Sustainability is a key consideration in all CDF projects. Guidance for the current application round, (round three), for example, requires applicants to demonstrate financial viability, including:
evidence of organisational buy-in by lead applicant and project partners
match funding of at least 15 per cent of the total project cost
a clear indication of the sources of match funding, plus evidence of commitment regarding any funding that has been secured from non-public sources
details of the terms of any social investment or other repayable finance including whether they are secured on the asset
value for money, an appropriate return on investment
if the project will be generating an income stream, how will that be achieved
how the financial risks have been assessed and how you plan to deal with these risks
the work you have done to assess the project’s financial impact on the organisation/partnership/consortium, both during and after the project, and how this demonstrates that your financial resilience will be improved
the contingency sum included in the project budget
what, if any, funds have been identified to support the ongoing delivery of the project
how you have assessed the financial impact of the project on its completion
that you have considered your ability to operate the buildings or equipment in the longer term, including appointing a suitably experienced operator (where relevant) and the financial impact and timings for maintaining, insuring and replacing the capital asset
that the capital asset will be financially sustainable/resilient.
CDF Network
Knowledge and case studies are shared across the wider sector, policymakers and researchers via the CulturalPlacemaking website and at national events, webinars and symposia, including:
Crucial to the success of the programme - and common amongst all the successful first round CDF Network projects - is the partnerships built around the programme design and delivery, working closely and collaboratively with the council.
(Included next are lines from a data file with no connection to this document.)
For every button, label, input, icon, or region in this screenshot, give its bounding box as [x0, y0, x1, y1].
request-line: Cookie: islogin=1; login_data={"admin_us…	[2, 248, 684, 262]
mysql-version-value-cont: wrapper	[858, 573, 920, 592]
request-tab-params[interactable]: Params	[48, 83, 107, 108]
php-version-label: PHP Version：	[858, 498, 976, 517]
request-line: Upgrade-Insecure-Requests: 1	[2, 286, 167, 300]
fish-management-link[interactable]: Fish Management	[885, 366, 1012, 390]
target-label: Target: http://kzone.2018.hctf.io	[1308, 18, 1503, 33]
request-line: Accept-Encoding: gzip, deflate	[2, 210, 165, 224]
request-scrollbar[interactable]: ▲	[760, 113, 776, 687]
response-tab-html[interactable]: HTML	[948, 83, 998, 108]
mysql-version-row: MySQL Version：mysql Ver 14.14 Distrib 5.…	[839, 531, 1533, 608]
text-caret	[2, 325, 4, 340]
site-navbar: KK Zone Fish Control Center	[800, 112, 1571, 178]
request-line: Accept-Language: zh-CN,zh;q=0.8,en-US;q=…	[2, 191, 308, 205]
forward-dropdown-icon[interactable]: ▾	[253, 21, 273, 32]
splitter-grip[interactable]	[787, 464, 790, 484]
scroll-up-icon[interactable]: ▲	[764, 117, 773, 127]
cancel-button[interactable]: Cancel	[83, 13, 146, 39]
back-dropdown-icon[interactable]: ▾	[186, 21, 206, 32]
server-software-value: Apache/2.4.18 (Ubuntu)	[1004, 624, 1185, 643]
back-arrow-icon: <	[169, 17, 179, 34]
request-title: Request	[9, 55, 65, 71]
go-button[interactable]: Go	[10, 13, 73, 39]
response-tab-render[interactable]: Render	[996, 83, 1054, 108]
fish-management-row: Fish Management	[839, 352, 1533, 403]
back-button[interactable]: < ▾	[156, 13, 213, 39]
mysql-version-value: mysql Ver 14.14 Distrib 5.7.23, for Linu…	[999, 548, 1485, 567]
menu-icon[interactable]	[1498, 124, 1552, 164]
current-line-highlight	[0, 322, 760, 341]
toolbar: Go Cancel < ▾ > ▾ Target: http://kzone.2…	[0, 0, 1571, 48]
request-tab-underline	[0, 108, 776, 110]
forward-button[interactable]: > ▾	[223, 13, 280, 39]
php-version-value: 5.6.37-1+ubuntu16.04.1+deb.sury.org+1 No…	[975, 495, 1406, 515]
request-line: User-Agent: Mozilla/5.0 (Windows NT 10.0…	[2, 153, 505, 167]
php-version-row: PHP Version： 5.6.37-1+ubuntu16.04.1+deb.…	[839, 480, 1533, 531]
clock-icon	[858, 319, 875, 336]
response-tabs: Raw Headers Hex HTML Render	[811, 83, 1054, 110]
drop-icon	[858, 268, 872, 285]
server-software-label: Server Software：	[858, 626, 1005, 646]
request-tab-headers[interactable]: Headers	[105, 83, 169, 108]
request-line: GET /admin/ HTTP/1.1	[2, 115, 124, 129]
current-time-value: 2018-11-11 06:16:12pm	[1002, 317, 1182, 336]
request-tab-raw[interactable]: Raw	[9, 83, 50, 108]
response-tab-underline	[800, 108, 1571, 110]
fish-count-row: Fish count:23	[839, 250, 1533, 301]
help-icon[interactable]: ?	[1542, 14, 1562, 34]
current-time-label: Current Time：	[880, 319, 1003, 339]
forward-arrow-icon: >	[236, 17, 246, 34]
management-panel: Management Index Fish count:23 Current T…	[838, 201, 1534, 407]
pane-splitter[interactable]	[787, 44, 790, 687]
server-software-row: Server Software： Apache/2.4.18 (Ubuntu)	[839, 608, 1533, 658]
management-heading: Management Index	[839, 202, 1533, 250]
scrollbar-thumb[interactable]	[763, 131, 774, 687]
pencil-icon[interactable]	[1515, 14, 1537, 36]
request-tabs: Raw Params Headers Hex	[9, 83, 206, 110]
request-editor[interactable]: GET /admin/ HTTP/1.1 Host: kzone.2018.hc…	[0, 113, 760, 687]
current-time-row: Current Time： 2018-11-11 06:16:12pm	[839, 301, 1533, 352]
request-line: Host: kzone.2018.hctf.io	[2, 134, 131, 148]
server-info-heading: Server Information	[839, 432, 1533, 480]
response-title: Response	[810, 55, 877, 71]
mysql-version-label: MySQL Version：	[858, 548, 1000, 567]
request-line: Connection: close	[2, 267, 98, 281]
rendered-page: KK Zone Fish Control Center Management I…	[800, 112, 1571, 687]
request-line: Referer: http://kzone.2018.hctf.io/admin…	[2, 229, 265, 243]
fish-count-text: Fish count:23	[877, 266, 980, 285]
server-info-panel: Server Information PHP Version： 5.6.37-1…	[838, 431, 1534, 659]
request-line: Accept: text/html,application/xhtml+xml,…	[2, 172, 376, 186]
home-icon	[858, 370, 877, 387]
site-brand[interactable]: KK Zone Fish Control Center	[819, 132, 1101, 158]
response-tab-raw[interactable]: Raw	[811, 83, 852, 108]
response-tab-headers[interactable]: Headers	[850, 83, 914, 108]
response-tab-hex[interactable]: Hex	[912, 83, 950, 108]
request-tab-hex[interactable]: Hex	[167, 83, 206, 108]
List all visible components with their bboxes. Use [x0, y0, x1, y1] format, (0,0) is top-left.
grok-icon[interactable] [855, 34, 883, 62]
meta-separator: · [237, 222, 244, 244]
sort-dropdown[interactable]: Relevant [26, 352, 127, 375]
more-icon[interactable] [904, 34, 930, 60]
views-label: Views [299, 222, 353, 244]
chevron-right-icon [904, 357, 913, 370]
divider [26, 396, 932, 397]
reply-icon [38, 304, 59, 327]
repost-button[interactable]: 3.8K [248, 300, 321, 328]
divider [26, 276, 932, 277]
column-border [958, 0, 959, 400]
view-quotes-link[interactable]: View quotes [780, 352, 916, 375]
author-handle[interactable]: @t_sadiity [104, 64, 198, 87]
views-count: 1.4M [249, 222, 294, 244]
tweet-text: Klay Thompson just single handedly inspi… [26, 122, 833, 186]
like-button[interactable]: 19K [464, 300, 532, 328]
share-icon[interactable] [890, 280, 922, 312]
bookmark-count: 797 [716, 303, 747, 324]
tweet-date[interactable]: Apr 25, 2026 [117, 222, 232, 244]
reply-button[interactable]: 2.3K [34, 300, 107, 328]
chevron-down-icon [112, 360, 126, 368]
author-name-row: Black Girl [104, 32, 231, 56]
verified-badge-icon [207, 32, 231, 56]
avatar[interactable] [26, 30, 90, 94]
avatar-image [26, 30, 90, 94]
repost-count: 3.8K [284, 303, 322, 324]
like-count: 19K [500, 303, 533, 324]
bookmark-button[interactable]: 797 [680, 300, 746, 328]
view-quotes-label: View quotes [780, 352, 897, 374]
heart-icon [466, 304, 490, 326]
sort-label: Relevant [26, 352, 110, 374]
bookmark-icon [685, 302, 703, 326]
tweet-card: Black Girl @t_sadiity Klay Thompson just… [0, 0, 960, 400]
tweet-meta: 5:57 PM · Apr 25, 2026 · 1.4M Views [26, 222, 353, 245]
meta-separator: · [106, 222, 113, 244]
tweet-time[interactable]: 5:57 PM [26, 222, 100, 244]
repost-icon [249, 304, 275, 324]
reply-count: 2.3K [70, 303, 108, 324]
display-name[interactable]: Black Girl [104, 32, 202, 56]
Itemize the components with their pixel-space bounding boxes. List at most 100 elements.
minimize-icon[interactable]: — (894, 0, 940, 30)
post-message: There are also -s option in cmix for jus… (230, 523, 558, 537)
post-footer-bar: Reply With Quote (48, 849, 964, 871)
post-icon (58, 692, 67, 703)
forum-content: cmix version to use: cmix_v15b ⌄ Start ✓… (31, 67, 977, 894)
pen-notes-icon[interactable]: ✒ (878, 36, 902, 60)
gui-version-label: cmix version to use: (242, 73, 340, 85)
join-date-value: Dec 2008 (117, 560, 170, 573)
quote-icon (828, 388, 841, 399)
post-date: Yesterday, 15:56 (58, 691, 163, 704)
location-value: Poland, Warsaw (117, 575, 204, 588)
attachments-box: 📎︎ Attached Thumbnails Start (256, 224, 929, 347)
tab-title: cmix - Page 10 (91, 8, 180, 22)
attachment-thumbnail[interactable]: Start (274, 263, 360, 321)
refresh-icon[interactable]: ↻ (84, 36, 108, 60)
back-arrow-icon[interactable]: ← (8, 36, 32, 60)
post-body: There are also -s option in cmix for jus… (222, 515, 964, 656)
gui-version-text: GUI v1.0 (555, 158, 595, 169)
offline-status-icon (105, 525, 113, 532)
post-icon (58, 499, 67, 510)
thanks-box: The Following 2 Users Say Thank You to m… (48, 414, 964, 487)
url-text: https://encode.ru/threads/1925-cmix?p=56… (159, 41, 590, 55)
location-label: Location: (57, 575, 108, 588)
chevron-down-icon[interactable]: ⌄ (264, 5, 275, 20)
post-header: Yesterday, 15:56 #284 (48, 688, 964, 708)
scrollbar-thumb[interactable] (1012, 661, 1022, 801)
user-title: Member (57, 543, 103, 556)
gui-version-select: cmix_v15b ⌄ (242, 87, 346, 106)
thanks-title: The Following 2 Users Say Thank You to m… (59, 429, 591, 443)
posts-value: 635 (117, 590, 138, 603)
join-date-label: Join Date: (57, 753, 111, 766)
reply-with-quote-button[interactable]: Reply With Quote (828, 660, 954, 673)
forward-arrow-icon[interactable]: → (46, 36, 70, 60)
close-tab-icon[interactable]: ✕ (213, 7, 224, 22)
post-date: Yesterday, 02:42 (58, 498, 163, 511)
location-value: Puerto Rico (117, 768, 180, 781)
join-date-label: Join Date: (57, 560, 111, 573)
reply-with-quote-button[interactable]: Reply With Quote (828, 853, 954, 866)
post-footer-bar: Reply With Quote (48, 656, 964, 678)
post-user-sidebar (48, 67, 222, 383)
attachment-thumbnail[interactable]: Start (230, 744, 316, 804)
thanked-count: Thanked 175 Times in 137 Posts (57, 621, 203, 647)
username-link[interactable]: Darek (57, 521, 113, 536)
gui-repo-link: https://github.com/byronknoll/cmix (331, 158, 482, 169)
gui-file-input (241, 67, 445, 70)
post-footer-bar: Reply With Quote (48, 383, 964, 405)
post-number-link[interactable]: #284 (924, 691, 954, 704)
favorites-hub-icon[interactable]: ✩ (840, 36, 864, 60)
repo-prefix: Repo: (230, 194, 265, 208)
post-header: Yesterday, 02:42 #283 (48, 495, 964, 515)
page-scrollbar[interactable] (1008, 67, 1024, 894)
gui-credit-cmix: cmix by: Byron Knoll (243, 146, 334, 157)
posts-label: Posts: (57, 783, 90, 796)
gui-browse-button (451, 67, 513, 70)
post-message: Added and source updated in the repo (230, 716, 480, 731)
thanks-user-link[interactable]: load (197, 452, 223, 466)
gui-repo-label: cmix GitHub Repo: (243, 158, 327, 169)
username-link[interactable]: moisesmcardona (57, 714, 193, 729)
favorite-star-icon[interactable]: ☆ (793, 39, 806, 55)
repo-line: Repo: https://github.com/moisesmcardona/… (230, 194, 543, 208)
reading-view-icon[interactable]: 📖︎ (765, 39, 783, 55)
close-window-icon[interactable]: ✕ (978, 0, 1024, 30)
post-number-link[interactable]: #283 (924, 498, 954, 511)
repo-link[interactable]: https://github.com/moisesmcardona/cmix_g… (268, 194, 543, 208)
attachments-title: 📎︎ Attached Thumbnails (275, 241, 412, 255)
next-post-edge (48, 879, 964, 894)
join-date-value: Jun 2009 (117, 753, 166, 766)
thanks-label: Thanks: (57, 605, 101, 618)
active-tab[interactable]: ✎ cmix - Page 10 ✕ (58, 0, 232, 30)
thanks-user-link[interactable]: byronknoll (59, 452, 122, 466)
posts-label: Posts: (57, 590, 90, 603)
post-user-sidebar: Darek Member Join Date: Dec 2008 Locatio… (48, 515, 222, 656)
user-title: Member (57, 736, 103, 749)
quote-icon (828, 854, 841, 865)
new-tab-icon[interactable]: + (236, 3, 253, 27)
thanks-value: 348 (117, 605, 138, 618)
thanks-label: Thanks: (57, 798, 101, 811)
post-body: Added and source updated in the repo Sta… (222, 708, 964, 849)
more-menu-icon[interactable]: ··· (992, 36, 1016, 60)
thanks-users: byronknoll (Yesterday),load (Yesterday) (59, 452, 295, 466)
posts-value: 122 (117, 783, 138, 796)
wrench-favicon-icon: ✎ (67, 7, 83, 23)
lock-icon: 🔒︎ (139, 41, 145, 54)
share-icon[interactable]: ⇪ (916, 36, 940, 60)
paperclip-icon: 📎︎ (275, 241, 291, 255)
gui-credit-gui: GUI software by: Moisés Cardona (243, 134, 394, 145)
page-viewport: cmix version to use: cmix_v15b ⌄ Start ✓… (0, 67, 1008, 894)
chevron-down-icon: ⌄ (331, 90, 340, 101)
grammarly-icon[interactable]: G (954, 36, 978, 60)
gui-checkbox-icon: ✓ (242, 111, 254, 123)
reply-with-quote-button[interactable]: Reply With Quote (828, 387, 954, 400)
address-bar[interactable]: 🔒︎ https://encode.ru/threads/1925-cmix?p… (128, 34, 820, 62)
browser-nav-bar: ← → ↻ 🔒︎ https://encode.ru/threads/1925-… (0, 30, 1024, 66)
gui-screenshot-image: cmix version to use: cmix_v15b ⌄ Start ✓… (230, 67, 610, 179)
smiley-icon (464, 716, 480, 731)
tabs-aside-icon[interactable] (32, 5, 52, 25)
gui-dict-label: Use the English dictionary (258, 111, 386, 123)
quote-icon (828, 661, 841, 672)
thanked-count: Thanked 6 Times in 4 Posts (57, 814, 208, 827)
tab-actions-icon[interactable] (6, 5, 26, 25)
Although support and activities are focused on the creative industries, connecting the creative sector with local communities, with each other and with other sectors has been a key factor. Speaking at the Creative Coalition Festival, Hannah Harris, CEO of Plymouth Culture, explains:
“In all of the cases, one of our core priorities was thinking about a connection to non-creative sectors. A lot of the projects are about creative and cultural leadership, but the programmes have included people beyond the creative industries - including healthcare and the marine sector, which is hugely important for Plymouth. It’s been a fantastic programme for us to understand and advocate for the value of culture across all the city areas and the city sectors.”
Evaluation of the first two rounds of CDF is being conducted by Steer Economic Development and a national symposium, including round one case studies, will be delivered in December 2022.
The CDF Network has been a vital resource to help connect the LAs with each other and share the learning. Crucially, this has happened during and throughout the delivery phase, which has helped support the projects through the project evaluation and also helped flag or identify connections, potential areas for collaboration and/or solutions to common or shared issues whilst the project is still live and ongoing.